Suite à la
position déterministe de la science du XIXe siècle, la
réaction s'organise sur trois fronts différents. Elle
prend une forme religieuse d'abord, philosophique ensuite et
religieuse enfin. Arrêtons-nous à chacune de ces réactions.
1. Réaction religieuse
Le climat
religieux qui prévaut au XIXe siècle est le suivant.
Les savants s'efforcent de transformer les vérités
surnaturelles en mythes naturels; ils affirment que Dieu n'est pas
nécessaire puisque l'évolution peut se passer de la
notion du Dieu créateur. La Providence n'a plus sa raison
d'être: on peut la remplacer par la science, la morale
individuelle. Les religions sont peut être nécessaires
pour certains, mais elles trouvent leur explication dans l'histoire
humaine, elles se ressemblent toutes en substance, et surtout, elles
reposent sur la peur.
Le christianisme
est battu en brèche et l'Église essaie d'utiliser la
voie du non-rationnel plutôt que celle de la raison, pour
lutter contre ce nouveau courant mécaniste. Trois solutions
sont mises de l'avant par l'Église pour sauver les fondements
de la raison des attaques de la science.
Kant avait
tenté de transférer la religion du domaine rationnel
à celui des profondeurs. La religion devint alors seulement
désirable. Ainsi la vérité naturelle devint
objet de foi et non de raison. Au XIXe siècle, les philosophes
de l'Église firent la même erreur: au lieu
de combattre la raison par la raison, la science par la science, ils
se réfugièrent dans les sombres caves de la tradition
et de la foi naturelle.
Trois solutions
sont alors proposer pour lutter contre le mécanisme: le
traditionaliste, le fidéisme et l'ontologisme.
Lamenais fut le
défenseur acharné de la première solution.

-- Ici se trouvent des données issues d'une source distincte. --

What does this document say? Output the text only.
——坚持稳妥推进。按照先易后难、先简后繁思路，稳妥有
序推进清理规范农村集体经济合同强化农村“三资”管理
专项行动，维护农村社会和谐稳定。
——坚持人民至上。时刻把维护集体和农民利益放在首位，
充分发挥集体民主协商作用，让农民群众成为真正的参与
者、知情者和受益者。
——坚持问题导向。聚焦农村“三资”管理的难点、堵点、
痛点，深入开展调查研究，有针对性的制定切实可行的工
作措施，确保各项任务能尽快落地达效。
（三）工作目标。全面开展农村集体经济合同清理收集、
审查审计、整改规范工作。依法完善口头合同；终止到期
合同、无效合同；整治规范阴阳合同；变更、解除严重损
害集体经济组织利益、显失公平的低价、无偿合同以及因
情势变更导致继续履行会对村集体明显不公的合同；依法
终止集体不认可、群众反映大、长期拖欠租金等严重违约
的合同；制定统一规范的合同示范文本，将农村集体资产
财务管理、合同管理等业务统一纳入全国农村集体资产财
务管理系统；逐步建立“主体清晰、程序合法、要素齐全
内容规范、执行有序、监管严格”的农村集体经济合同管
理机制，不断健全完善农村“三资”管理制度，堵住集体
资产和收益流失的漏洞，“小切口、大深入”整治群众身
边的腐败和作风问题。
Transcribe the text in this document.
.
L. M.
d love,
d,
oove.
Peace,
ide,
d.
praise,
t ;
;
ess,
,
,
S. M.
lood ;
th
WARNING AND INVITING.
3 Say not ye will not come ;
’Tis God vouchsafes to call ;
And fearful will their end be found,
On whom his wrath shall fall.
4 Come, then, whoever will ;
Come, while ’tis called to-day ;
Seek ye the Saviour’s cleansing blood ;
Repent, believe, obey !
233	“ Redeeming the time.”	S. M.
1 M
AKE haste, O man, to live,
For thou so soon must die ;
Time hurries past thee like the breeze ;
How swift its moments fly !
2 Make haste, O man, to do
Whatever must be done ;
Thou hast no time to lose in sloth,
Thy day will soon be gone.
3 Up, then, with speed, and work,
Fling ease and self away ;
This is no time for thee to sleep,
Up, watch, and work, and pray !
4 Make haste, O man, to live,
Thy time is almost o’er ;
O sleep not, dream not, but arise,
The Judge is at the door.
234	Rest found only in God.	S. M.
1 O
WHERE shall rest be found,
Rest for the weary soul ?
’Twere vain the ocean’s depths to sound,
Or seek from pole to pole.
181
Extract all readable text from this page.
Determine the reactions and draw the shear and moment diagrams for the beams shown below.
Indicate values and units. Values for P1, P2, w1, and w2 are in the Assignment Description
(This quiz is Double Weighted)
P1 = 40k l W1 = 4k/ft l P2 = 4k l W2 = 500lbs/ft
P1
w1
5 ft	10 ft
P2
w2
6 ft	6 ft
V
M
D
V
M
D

Inspiré par Rousseau, celui avait une répugnance
totale de la raison. Il enseigna que le fondement de la pensée
était l'autorité de l'Église. Condamné
par Rome, il remplaça le Pape par la raison
générale. Pour sauver le surnaturel, Lamenais enseigna
que celui-ci reposait non sur la raison, mais sur la tradition. La
foi devait reposer uniquement sur elle.
Le fidéisme
proclame d'autre part que la foi précède la raison.
L'Église de l'époque condamne cette façon de
penser. Elle demande à ses adeptes une véritable
confiance en la raison. La raison, selon l'Église, a ses
droits et le foi doit être précédée par
elle. Elle répondait ainsi aux rationalistes et aux savants en
affirmant qu'il ne fallait pas fuir la raison, mais, tout au
contraire, bien s'en servir.
Le troisième
échappatoire du rationalisme et du mécanisme se
retrouve dans l'ontologisme. Rosmini, principal promoteur de cette
solution, enseigne que nous avons une intuition spontanée de
Dieu et de ses pensées. L'être humain a une
idée de l'infini en lui; elle est innée et intuitive.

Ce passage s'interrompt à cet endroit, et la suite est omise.